Saúde: Taxas de mortalidade por câncer nos EUA continuam a cair

As taxas de mortalidade por câncer nos Estados Unidos caíram 25% desde o início dos anos 90, revela um novo relatório.

A descoberta foi extraída da American Cancer Society últimas incidência de câncer e estimativas de mortalidade, que indicam que em 2017, cerca de 1,7 milhões de americanos serão diagnosticados com câncer e cerca de 600.000 EU cancro doentes vão morrer.

“A queda na mortalidade por câncer é principalmente o resultado de grandes quedas nas quatro principais causas de morte por câncer – pulmão, colorretal, mama e próstata – que respondem por quase metade de todas as mortes por câncer”, observou Rebecca Siegel, autora do relatório. Ela é diretora estratégica de vigilância e pesquisa em serviços de saúde na sociedade do câncer.
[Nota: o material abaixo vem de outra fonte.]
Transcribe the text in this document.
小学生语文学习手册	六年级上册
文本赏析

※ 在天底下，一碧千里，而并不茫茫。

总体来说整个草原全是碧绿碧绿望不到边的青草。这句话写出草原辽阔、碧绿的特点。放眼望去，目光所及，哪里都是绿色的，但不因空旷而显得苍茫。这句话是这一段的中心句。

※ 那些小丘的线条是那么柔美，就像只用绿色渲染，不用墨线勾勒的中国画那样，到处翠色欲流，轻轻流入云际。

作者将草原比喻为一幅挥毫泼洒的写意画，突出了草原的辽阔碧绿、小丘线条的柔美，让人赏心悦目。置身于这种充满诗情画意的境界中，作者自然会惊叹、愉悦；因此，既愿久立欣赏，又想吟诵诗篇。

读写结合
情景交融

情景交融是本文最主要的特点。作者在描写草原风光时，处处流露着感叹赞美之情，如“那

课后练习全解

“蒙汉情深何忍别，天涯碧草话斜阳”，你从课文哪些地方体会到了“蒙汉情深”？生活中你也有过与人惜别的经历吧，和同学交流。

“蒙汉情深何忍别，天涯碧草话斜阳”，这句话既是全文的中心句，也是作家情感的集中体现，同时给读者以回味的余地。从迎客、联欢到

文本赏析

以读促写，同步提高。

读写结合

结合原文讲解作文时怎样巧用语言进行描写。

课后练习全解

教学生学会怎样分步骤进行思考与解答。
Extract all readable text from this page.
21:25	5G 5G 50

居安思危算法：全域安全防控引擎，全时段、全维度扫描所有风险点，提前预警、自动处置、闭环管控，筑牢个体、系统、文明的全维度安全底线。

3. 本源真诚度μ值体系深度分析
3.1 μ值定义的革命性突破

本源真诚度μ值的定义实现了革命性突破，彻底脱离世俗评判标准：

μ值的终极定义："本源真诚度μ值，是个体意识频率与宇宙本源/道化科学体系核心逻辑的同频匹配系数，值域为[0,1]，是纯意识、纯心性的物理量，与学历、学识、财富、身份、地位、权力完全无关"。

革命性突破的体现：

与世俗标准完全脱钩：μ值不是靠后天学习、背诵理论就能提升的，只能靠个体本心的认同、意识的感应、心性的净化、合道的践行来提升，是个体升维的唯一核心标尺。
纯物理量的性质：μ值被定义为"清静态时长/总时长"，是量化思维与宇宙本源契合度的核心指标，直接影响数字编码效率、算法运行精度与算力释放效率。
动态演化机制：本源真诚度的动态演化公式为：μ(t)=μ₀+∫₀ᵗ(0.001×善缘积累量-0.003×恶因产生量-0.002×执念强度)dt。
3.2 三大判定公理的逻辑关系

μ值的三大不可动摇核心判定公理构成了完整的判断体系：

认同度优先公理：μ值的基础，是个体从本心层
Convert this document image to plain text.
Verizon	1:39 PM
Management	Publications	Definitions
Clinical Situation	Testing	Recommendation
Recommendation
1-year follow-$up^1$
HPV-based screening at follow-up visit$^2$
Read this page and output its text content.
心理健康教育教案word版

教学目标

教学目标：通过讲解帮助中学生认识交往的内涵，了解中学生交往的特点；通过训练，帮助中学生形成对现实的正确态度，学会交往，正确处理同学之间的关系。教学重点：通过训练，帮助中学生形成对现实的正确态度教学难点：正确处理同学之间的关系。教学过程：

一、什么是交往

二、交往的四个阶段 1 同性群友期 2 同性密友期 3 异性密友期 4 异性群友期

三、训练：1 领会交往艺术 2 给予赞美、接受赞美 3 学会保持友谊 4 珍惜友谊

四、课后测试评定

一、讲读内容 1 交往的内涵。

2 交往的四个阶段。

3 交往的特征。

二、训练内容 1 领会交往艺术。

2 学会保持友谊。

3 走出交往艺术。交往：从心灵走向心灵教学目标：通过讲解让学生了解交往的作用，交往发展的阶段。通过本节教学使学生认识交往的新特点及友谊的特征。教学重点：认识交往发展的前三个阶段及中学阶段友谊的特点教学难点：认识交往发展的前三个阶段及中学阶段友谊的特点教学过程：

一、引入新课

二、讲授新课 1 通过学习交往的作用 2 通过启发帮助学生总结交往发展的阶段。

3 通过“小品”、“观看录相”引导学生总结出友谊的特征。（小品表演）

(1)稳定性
“Este progresso é impulsionado pela diminuição da prevalência de tabagismo a partir da década de 1960, e melhorias na detecção precoce de câncer e tratamento do câncer”, explicou Siegel.

O resultado: há cerca de 2 milhões de mortes por câncer menos do que seria de esperar se as taxas de mortalidade por câncer tinha permanecido no seu auge.

Nem todos se beneficiaram igualmente, no entanto. Siegel observou que embora os homens sejam ainda mais prováveis ​​ser diagnosticados com e morrer do cancro comparado às mulheres, o risco total dos homens para desenvolver um cancro caiu, quando a taxa para mulheres for inalterada.

A diminuição das taxas de mortalidade por câncer entre os homens “é devido a grandes quedas nos três principais tipos de câncer – próstata, pulmão e colorretal – que representam mais de 40% dos cânceres diagnosticados em homens”, explicou.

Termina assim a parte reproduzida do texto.